ALTER TABLE publish.F_TRIP 
ALTER (COLUMN created_by set masking policy email_mask);

Using a masking policy in Azure SQL Database and Azure Synapse SQL

In Azure SQL Database and Synapse SQL masking rules are defined on a column in a table, four types of masks are available:

Function	Description	Syntax to be used in Designer
Default	Full masking according to the data types of the designated fields.	default()
Email	Masking method that exposes the first letter of an email address and the constant suffix in the form of an email address.	email()
Random	A random masking function for use on any numeric type to mask the original value with a random value within a specified range.	random(1, 12)
Custom string	Masking method that exposes the first and last letters and adds a custom padding string in the middle. prefix,\[padding\],suffix	partial(5,"XXXXXXX",0)

The database USER for Agile Data Engine should have permissions ALTER ANY MASK and UNMASK (or CONTROL, which combines these two) on the database to be able to modify the masking policies and to ensure data loads to function correctly also with the sensitive column data involved.

Define masking policy on attribute level to attribute created_by in table F_TRIP:

PROPERTY

MASKING POLICY:
email()

Resulting DDL generated by Agile Data Engine:

SQL

CREATE TABLE [pub].[F_TRIP] (
  ...,
  [created_by] VARCHAR (50) MASKED WITH (FUNCTION = 'email()') NULL,
  ...
);

Using a masking policy in Databricks SQL

Access to unmasked data needed in data loads
When defining a masking policy, the database user for Agile Data Engine should have a role which is able to access the unmasked data. Otherwise data loads accessing sensitive columns can only see masked data.

This is due to the policy-driven approach, which supports segregation of duties. This allows security administrators to define policies that can limit sensitive data exposure even to the owner of an object (i.e. the role with the OWNERSHIP privilege on the object, such as a table or view), who normally has full access to the underlying data.
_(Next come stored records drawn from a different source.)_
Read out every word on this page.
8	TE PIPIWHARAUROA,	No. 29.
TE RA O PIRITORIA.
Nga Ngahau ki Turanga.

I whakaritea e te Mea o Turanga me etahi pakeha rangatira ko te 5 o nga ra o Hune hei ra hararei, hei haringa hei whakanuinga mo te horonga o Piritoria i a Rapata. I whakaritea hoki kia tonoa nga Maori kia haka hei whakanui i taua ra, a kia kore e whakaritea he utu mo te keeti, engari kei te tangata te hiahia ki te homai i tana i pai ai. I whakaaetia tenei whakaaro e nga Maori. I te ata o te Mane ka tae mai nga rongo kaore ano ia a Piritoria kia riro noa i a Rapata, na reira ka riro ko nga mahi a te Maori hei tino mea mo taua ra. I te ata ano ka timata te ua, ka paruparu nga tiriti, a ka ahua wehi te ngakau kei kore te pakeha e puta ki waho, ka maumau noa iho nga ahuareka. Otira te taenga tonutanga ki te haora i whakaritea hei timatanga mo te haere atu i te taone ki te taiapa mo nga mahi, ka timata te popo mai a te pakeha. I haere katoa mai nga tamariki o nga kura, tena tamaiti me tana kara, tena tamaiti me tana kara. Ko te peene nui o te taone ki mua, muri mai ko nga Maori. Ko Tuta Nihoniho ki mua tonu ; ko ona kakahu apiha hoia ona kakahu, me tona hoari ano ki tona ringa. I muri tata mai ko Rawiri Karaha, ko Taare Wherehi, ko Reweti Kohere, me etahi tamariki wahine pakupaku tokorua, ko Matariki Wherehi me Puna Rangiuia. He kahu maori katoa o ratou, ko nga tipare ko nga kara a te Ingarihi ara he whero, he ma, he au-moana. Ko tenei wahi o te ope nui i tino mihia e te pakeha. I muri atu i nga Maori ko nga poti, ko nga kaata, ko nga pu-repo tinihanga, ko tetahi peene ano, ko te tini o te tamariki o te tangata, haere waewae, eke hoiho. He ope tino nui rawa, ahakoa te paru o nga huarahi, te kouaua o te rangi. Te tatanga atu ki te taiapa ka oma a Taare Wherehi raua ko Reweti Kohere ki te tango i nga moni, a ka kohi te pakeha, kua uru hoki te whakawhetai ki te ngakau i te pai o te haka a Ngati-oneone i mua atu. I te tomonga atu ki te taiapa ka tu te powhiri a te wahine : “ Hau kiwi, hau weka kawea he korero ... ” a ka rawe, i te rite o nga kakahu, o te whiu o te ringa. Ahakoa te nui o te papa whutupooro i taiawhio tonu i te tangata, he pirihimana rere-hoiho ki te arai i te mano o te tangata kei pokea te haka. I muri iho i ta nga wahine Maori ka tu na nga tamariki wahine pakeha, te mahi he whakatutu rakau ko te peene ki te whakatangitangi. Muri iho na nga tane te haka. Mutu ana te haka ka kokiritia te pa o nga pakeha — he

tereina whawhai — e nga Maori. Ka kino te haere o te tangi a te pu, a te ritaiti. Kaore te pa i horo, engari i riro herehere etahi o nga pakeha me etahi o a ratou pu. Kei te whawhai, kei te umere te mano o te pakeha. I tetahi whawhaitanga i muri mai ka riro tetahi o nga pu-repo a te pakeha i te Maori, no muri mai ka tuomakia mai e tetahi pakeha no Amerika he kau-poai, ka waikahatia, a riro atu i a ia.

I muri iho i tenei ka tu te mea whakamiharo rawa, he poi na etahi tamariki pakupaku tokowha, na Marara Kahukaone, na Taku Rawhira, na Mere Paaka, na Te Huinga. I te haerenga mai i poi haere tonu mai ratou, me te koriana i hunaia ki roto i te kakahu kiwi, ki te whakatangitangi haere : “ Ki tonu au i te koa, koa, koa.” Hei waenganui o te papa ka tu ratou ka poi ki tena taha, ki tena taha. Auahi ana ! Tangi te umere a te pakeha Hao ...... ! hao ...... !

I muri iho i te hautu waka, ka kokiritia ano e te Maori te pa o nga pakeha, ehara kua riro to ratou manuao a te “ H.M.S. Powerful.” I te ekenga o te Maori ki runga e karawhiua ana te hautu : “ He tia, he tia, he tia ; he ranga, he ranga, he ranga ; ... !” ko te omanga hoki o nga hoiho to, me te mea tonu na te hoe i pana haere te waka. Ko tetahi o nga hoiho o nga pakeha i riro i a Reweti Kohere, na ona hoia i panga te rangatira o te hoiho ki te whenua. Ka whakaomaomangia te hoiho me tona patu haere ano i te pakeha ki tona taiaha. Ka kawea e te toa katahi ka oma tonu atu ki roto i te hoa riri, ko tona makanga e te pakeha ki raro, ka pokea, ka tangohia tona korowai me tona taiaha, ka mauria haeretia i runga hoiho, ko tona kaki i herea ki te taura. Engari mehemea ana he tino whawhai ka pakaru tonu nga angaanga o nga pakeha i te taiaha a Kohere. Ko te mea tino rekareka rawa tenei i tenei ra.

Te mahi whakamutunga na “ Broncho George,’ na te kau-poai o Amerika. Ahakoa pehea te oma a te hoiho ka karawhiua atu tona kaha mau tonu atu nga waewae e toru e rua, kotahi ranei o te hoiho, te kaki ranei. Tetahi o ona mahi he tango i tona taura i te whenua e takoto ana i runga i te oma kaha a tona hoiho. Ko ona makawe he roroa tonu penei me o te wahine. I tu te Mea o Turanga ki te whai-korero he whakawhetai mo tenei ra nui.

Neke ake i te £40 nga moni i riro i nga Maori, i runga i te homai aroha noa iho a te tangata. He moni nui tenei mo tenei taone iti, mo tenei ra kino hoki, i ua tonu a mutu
Data manipulation logic discontinuity

Databricks SQL does not support cloning a TABLE having data masking defined.

Therefore ADE can not create a rollback clone or a clone nevertheless of the TABLE before executing the schema changes or the loads ie. data manipulation and reverting probable error situation is not possible.

In Databricks SQL masking is implemented by having built-in runtime functions or other user-defined functions defined on the DBMS and then connecting them to the tables requiring them.

Define masking policy on attribute level to attribute created_by in table F_TRIP:

PROPERTY

MASKING POLICY:
pub.masked_email

Resulting DDL generated by Agile Data Engine:

SQL

CREATE TABLE pub.F_TRIP (
  ...,
  created_by VARCHAR (50) MASK pub.masked_email NULL,
  ...
);